Brève sur Une expérience du contraire. L'analyse de Philippe Madet, par Adèle Jacquet-Lagrèze

Le titre à lui seul reflète cette position de l’analyste que Philippe Madet incarne de manière vivante dans son livre : … Une expérience du contraire… de quoi ? Points de suspension qui font sonner le silence d’avant et le silence d’après qui appellent une réponse. Un avant temporel qui est parfois le vécu d’une catastrophe que l’on voudrait effacer, sauf à le suivre dans sa proposition : L’analyse qui permet de « répondre en ayant sans cesse question à tout[1] », et relever l’offre pas si facile « de parler de ce qui cause[2] ».

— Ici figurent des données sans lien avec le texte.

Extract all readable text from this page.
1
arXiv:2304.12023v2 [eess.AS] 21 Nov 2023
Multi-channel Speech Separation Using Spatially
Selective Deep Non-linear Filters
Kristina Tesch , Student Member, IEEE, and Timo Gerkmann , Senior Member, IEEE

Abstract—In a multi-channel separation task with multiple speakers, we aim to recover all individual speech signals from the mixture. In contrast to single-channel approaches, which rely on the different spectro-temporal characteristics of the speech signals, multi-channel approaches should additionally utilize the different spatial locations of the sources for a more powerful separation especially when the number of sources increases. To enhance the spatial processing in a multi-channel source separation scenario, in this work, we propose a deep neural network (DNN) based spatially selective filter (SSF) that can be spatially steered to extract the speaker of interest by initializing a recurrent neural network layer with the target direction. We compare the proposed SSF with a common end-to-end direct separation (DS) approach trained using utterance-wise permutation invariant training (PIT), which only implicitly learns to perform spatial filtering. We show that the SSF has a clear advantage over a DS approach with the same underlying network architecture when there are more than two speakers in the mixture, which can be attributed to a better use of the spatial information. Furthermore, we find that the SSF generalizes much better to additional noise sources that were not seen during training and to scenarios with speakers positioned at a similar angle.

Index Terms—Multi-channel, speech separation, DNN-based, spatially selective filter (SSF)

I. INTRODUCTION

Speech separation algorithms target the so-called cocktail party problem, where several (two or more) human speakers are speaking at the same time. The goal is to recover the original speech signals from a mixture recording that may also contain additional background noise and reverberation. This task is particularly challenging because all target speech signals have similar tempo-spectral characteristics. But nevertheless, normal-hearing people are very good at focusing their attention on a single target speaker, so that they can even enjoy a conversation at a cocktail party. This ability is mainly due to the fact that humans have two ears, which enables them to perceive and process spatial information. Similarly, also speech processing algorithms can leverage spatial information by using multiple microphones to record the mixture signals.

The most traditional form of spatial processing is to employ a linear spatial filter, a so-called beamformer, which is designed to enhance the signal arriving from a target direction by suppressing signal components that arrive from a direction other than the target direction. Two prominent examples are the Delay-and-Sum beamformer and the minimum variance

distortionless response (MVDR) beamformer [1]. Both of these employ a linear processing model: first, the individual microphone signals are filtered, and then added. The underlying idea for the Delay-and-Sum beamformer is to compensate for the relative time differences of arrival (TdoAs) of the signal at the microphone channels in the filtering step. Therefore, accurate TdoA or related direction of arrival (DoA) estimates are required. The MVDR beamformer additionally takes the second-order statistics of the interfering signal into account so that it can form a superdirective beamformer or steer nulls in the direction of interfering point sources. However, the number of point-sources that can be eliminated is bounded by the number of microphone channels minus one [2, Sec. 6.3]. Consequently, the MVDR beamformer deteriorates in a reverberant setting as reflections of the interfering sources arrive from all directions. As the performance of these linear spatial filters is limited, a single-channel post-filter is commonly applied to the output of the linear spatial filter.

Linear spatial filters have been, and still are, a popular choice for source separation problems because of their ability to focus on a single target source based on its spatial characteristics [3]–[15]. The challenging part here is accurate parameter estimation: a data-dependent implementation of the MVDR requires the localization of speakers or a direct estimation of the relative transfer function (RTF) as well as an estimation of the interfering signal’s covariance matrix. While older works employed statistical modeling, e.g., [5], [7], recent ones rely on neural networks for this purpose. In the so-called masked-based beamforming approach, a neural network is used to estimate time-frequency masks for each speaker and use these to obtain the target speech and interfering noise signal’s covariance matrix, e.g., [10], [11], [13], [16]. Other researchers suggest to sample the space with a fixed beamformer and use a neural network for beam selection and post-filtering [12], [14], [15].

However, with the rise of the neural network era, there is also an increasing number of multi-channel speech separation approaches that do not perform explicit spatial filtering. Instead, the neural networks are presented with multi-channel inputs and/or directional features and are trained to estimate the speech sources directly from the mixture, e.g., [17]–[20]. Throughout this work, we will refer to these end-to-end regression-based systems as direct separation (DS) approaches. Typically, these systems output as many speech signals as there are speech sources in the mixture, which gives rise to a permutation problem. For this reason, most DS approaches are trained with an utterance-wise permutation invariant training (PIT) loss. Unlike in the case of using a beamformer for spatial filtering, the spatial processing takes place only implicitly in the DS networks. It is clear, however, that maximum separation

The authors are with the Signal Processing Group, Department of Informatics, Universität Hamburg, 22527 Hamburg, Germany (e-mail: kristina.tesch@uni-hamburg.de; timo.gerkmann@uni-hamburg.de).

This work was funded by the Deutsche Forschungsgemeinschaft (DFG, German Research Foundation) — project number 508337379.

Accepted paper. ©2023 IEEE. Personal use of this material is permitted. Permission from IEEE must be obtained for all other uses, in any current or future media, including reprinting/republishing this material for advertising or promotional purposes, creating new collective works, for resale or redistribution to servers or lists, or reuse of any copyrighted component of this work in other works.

Comme l’entraîne une analyse, Philippe Madet nous exhorte à « une éthique de l’exil[3] », pour entrer dans la lecture et découvrir les déclinaisons de ce « contraire » qui n’est point une contradiction, mais vient surprendre la contrariété qui précède l’acte. Contrariété de notre symptôme comme celle de nos perceptions, que nous peinons à ne pas laisser être récupérés[4] par nos fixions.

Ce cheminement nous permet d’entendre l’écho singulier de cette « dicte solitude[5] », « qui d’une rupture de l’être laisse trace[6] », et que l’analyse permet de lire, pas tout seul, comme le témoigne Camille Laurens en dialogue avec l’auteur, pour qui « une sollicitude remplace la solitude[7] ». Et c’est avec lalangue sienne, riche en métaphores communicatives, et en dialogue avec les poèmes que sont les artistes et analystes qui firent pour lui rencontre, que Philippe Madet convie chacun, analysant comme analyste à réinterroger en quoi l’analyse vient au contraire d’une réponse universelle qui dicte, « découvrir les ombres, […] étirer l’énigme[8] ».

Devant ce sur quoi « on ne peut parler », il nous invite à ne point reculer et en écho de Paul Valéry face au vent qui se lève[9], nous propose ce devoir éthique de « tenter de dire[10] » !

 

 

Adèle Jacquet-Lagrèze

 

[1] Ibid., p. 56.

[2] Ibid., p. 27.

[3] Ibid., p. 45.

[4] Ibid., p. 47.

[5] Ibid., p. 41.

[6] J. Lacan, Le Séminaire, livre XX, Encore, Paris, Seuil, 1975, p.109.

[7] P. Madet, Une expérience du contraire, op. cit., p. 86.

[8] Ibid.,  p. 94.

[9] P. Valéry, « Le cimetière marin », Charmes, Paris, Larousse, 1968.

[10] P. Madet, Une expérience du contraire, op. cit., p. 81.